Ballykilcavan beer and Waterford Distillery whiskey are each authentic expressions of Irish terroir. In the glass, we taste the place where the barley grows, the environment that nurtured and influenced the grain, and the people who brought these drinks to life.
My Flagship February 2021 beer is one of the brewery’s core beers, Long Meadow IPA. The beer is named after a field close to the brewery and evokes memories of summer days surrounded by good friends. It is available in bottle or can, and over the past year, cans have been critical to sustaining the Irish craft beer industry. With bars and restaurants shut, Irish breweries responded to a drop in sales by harnessing the home delivery market. Cans are lighter to transport and eliminate the potential for broken glass so, many breweries started to package more beer in cans rather than kegs or bottles.

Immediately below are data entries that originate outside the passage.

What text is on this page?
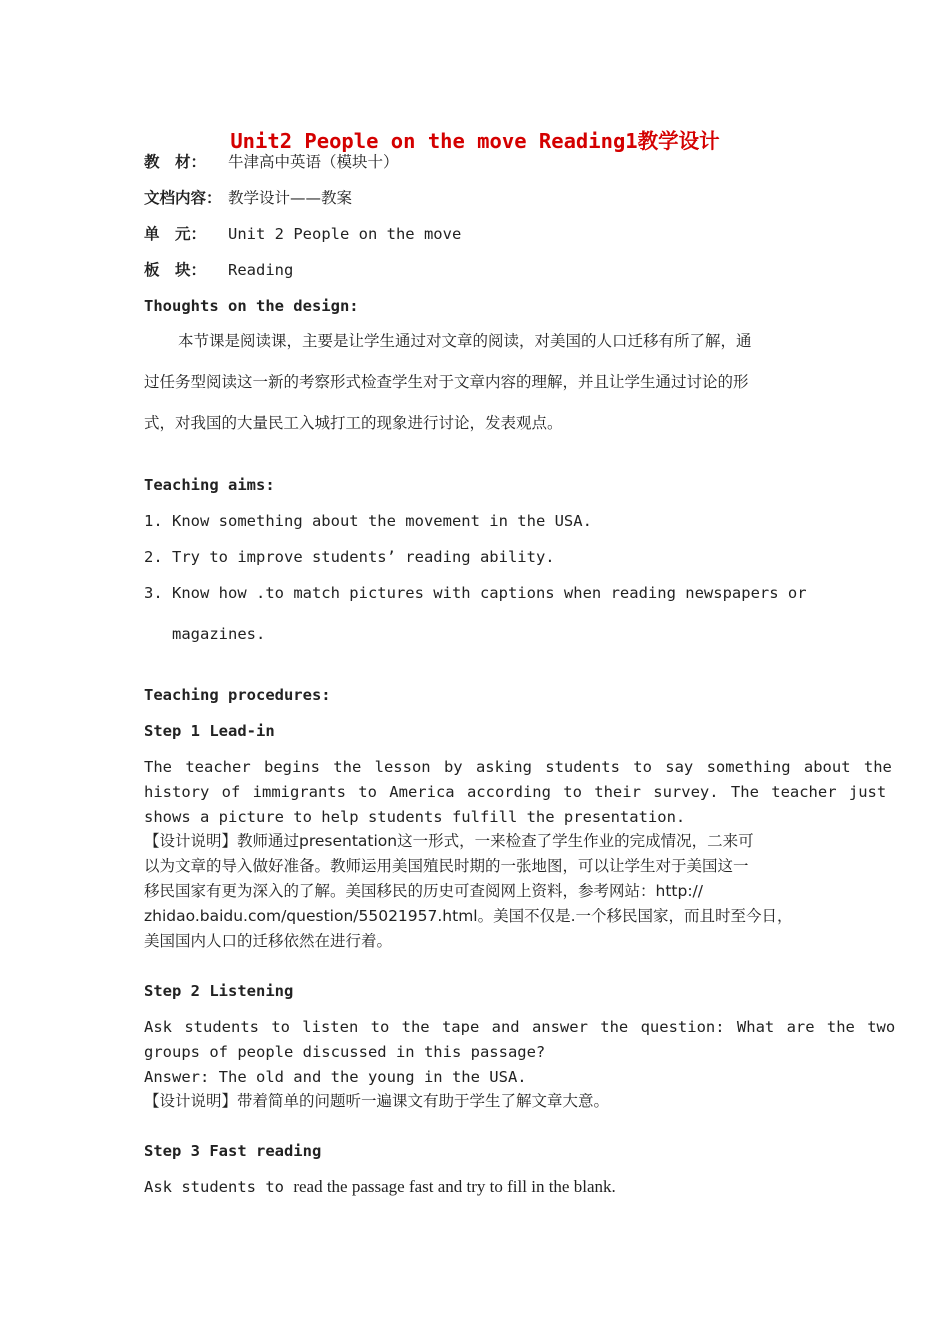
Unit2 People on the move Reading1教学设计
教　材： 牛津高中英语（模块十）
文档内容： 教学设计——教案
单　元： Unit 2 People on the move
板　块： Reading
Thoughts on the design:
本节课是阅读课，主要是让学生通过对文章的阅读，对美国的人口迁移有所了解，通
过任务型阅读这一新的考察形式检查学生对于文章内容的理解，并且让学生通过讨论的形
式，对我国的大量民工入城打工的现象进行讨论，发表观点。
Teaching aims:
1. Know something about the movement in the USA.
2. Try to improve students’ reading ability.
3. Know how .to match pictures with captions when reading newspapers or
magazines.
Teaching procedures:
Step 1 Lead-in
The teacher begins the lesson by asking students to say something about the
history of immigrants to America according to their survey. The teacher just
shows a picture to help students fulfill the presentation.
【设计说明】教师通过presentation这一形式，一来检查了学生作业的完成情况，二来可
以为文章的导入做好准备。教师运用美国殖民时期的一张地图，可以让学生对于美国这一
移民国家有更为深入的了解。美国移民的历史可查阅网上资料，参考网站：http://
zhidao.baidu.com/question/55021957.html。美国不仅是.一个移民国家，而且时至今日，
美国国内人口的迁移依然在进行着。
Step 2 Listening
Ask students to listen to the tape and answer the question: What are the two
groups of people discussed in this passage?
Answer: The old and the young in the USA.
【设计说明】带着简单的问题听一遍课文有助于学生了解文章大意。
Step 3 Fast reading
Ask students to read the passage fast and try to fill in the blank.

Long Meadow IPA’s excellent biscuity malt profile supports fragrant hops, an aromas of hay, cut-grass and citrus burst from this beer. It is refreshing with balanced, with pleasant bitterness and excellent quaffability. Ballykilcavan Brewery is a pioneer in Irish farm to glass brewing, and Long Meadow IPA is a beer to return to again and again.

Flagship beers were chosen by the individual writers with no input from the #FlagshipFebruary partners or sponsor breweries.